I have returned to Anthony Burgess, with his novel Any Old Iron, which follows the remarkable Jones family throughout the nineteenth and twentieth centuries. The old iron of the title is Excalibur, a.k.a. the Sword of Mars, once wielded by Attila the Hun before ending up in the hands of King Arthur, according to popular legend.

For a story ostensibly about Excalibur, the first major surprise is how little the sword itself features. It does, however, hang over the fates of the various members of the Jones family, and by charting their fortunes Burgess is able to cover an extraordinary variety of subject matter. The sinking of the Titanic, the Russian revolution, two World Wars, the struggle for Welsh independence, and the founding of the nascent State of Israel are all effortlessly and mercilessly scrutinised.

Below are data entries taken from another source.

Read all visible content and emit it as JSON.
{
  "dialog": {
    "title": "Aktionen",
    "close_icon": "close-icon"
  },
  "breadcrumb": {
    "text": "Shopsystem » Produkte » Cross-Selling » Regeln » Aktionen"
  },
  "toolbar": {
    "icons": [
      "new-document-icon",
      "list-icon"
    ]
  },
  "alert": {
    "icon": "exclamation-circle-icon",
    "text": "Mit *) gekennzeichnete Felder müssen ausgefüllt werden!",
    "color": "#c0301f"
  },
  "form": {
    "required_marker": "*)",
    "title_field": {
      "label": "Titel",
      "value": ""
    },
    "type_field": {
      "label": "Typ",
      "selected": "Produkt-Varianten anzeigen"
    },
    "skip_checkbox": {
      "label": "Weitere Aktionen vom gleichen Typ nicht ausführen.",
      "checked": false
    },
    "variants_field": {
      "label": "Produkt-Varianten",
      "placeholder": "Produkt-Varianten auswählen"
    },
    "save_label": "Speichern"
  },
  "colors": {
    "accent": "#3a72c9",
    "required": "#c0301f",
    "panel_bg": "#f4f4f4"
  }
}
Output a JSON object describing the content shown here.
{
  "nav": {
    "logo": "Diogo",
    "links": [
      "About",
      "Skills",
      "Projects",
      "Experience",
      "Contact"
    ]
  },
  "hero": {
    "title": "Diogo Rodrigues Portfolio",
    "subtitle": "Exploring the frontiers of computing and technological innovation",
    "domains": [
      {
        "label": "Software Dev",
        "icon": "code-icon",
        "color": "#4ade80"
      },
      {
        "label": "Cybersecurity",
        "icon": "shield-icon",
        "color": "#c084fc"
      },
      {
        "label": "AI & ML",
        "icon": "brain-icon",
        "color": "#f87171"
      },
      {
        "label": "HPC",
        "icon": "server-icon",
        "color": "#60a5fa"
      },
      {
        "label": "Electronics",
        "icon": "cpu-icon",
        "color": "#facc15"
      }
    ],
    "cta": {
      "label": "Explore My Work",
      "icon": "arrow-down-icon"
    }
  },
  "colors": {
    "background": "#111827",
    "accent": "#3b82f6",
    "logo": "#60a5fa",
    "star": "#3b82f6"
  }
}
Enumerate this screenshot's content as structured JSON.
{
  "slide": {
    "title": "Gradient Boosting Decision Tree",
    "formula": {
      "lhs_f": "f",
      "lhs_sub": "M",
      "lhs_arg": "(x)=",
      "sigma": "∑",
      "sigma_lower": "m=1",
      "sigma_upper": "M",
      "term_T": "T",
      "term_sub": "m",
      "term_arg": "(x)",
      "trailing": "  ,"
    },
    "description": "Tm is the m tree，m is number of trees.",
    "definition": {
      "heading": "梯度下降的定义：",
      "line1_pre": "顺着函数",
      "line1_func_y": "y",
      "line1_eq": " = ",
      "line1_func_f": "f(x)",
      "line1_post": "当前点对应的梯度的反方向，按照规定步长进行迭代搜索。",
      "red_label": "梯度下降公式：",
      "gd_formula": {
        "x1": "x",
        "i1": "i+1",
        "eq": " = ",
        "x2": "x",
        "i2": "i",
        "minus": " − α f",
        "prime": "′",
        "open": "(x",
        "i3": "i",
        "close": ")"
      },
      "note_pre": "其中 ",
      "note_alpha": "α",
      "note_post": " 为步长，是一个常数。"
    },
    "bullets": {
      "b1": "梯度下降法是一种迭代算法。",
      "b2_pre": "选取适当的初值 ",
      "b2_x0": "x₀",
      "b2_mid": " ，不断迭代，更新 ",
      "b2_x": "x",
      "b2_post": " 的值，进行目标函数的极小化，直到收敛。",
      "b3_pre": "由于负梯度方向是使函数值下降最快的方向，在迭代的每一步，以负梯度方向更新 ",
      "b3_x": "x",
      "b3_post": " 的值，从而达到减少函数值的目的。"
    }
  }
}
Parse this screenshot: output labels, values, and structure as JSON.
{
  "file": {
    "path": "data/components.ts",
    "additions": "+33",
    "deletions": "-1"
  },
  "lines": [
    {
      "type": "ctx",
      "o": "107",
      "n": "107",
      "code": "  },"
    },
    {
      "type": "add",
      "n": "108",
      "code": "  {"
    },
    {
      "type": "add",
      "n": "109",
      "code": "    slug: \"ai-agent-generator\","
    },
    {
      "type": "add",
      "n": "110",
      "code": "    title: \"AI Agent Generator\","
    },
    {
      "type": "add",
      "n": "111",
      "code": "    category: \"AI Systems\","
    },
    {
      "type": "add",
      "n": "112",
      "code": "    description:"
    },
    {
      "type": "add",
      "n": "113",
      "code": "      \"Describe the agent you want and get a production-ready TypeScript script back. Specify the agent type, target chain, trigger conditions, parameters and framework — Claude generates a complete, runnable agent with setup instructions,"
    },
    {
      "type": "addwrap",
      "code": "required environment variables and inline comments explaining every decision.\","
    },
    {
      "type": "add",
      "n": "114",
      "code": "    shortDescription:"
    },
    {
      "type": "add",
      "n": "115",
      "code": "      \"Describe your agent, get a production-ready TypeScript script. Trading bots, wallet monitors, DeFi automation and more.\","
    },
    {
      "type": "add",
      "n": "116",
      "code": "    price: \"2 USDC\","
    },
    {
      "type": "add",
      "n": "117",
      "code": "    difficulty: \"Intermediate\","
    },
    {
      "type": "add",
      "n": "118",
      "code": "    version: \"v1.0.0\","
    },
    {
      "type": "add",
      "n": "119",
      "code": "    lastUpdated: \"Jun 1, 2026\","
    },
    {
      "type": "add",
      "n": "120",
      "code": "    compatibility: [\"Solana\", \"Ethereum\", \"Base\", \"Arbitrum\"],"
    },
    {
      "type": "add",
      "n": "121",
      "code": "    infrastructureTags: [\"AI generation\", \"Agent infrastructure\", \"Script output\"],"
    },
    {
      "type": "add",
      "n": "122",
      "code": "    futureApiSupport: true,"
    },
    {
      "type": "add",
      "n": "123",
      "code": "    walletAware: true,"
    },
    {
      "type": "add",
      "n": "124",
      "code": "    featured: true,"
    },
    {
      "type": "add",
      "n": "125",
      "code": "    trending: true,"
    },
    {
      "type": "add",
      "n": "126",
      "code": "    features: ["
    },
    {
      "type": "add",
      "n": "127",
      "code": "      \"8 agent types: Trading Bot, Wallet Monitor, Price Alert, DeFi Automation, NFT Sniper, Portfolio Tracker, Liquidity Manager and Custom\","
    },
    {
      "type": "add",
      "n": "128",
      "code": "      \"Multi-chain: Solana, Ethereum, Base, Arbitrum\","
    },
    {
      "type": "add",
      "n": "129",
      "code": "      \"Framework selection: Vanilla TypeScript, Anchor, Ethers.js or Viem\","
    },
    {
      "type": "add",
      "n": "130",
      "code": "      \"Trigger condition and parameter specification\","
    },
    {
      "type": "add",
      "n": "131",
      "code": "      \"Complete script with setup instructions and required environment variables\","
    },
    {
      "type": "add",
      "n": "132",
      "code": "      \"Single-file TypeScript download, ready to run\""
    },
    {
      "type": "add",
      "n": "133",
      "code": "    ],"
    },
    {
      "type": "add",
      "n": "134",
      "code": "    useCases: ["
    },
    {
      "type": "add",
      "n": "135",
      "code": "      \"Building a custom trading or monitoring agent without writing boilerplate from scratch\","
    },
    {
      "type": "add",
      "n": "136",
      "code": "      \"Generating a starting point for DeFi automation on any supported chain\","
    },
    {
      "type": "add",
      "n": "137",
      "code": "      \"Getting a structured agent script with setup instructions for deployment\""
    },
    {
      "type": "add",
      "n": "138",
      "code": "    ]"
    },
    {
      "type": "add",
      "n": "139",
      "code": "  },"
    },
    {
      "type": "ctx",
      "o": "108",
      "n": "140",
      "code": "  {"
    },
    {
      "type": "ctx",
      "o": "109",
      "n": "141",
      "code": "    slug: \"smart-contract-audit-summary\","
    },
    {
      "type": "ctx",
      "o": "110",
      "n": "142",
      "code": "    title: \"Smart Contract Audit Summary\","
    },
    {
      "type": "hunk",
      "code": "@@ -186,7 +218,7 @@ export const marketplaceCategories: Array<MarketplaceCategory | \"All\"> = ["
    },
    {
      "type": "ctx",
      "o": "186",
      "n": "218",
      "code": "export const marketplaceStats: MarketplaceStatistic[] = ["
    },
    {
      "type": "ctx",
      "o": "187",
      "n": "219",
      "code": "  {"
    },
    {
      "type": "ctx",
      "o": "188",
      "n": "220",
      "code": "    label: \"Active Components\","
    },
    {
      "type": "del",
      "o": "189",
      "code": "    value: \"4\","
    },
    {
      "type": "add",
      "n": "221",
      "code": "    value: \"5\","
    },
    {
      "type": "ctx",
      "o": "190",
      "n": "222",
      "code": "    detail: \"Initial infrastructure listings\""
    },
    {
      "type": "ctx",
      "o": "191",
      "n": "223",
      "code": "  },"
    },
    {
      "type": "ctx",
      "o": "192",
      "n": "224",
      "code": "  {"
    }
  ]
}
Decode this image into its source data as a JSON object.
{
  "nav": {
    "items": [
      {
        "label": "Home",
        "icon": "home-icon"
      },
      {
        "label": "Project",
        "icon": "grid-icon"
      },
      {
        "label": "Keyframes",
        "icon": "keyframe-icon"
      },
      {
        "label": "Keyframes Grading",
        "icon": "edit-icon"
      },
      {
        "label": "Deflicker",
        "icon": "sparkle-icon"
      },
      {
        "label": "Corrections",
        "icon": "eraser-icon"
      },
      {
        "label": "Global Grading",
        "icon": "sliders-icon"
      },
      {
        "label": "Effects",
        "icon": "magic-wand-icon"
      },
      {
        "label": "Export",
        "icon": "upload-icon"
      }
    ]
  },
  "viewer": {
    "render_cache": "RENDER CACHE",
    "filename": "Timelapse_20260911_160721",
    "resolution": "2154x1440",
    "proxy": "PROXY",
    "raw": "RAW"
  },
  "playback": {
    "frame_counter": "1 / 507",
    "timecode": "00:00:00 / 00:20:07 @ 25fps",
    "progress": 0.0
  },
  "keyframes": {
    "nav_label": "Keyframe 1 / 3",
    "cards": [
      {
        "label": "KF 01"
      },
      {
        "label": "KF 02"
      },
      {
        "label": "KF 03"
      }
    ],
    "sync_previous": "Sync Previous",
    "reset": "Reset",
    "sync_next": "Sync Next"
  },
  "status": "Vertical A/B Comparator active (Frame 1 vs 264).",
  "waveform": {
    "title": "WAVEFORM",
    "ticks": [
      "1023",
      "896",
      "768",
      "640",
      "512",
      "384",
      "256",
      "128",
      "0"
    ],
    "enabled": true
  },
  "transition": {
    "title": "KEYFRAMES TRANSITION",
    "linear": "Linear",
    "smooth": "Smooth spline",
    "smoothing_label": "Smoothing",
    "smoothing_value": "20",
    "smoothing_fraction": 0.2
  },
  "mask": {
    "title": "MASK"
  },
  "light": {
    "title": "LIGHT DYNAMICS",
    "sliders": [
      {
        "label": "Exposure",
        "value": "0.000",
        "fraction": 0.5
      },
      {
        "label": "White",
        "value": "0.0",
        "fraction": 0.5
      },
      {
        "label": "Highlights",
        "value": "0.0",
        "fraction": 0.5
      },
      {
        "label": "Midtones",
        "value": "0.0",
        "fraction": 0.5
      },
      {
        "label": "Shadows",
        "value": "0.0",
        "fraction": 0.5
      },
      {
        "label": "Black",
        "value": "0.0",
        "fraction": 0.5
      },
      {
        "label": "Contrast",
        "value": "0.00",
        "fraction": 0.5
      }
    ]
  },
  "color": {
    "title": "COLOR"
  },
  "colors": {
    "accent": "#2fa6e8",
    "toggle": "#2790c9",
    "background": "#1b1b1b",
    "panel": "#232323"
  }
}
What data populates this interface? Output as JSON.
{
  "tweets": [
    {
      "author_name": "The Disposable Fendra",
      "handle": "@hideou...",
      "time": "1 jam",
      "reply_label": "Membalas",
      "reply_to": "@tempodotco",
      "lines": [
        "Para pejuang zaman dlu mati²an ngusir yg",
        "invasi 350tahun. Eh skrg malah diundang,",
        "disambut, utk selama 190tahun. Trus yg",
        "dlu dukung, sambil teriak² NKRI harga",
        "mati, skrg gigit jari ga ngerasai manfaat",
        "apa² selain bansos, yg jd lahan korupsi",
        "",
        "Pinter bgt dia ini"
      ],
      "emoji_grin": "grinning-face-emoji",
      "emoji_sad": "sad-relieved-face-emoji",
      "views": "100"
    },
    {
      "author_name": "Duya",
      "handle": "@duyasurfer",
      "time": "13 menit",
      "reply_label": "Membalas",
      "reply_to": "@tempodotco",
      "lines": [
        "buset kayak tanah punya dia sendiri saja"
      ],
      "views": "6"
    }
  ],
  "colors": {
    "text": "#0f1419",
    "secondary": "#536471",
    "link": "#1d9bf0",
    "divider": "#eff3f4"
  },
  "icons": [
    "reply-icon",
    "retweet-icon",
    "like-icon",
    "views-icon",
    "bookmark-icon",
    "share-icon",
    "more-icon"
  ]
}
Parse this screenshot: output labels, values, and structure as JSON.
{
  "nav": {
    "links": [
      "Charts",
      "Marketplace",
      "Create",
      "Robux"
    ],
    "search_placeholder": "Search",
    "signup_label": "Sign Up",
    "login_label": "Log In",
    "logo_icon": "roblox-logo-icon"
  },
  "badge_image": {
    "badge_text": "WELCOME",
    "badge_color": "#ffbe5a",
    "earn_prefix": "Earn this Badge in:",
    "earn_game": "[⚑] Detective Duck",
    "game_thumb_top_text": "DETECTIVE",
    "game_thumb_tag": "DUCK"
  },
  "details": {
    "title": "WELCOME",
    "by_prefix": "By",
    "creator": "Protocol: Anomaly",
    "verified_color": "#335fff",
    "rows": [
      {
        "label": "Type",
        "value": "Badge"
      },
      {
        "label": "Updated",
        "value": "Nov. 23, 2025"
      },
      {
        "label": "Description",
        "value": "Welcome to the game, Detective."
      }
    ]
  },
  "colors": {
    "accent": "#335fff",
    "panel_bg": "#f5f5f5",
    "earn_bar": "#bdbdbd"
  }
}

When Burgess writes about the Second World War, his acerbic wit is reminiscent of Joseph Heller. One Private Jones suffers so many bouts of bronchitis, pneumonia, and minor war-related injuries that, despite serving his country for several years, he never actually sees any fighting. There is a powerful sense of the absurdity of war. Another Jones, defending his classical education as a means to interpret the mad situation around him, reduces war and Homeric verse to the level of crapulent nightmares, concluding that “We’re all living in the aftermath of a cheese supper.”

Burgess’ view of Welsh independence and Zionism are just as jaundiced. The two struggling states are set up as parallels, with the bumbling Welsh independence movement robbing post offices and giving old ladies heart attacks. Perhaps because it is still a delicate political issue, perhaps because Wales is more integral to the plot, Israel is seen as a distant absurdity, used by the Welsh freedom fighters as an example of what could be achieved. This absurdity is brought out by discussions of the ethnic similarities between the two groups, and the suggestion that the Welsh are a fragment of the Jewish diaspora.

So, where does Excalibur fit in? Having been looted by the Nazis and captured by the Soviets it resides in a Russian museum. There Reg Jones, half mad with his love for a Russian woman and his fear that she will be sent to the Siberian work camps, liberates it from the icy grasp of the Soviets. He does so with no nationalistic intent, his wartime experiences having destroyed any such naive ideals. But when he returns it to Wales, and when the Luftwaffe unintentionally expose some apparently Arthurian ruins, the nationalistic fervour of others is whipped up. For Reg, the end of the war is sadly not the end of pointless quarrelling.

Clearly, for Burgess, the absurdity of war is inseparable from the absurdity of nation-building. Thousands of Russians were worked to death in Stalin’s USSR because they had been exposed to the decadence of Western society, and could have spread word of its success. Welsh nationalism seems the nostalgic province of petty thugs. Wars, and the thought of dying for one’s country, are absurd.

Any Old Iron tumbles majestically and mockingly through the terrible events of the twentieth century. The Sword of Arthur almost seems like an afterthought, until you look closely and realise that it symbolises all the nostalgia for conquests and golden ages that motivated so much of the bloodshed in our recent history. It is a rusty relic, quite out of place in the modern world.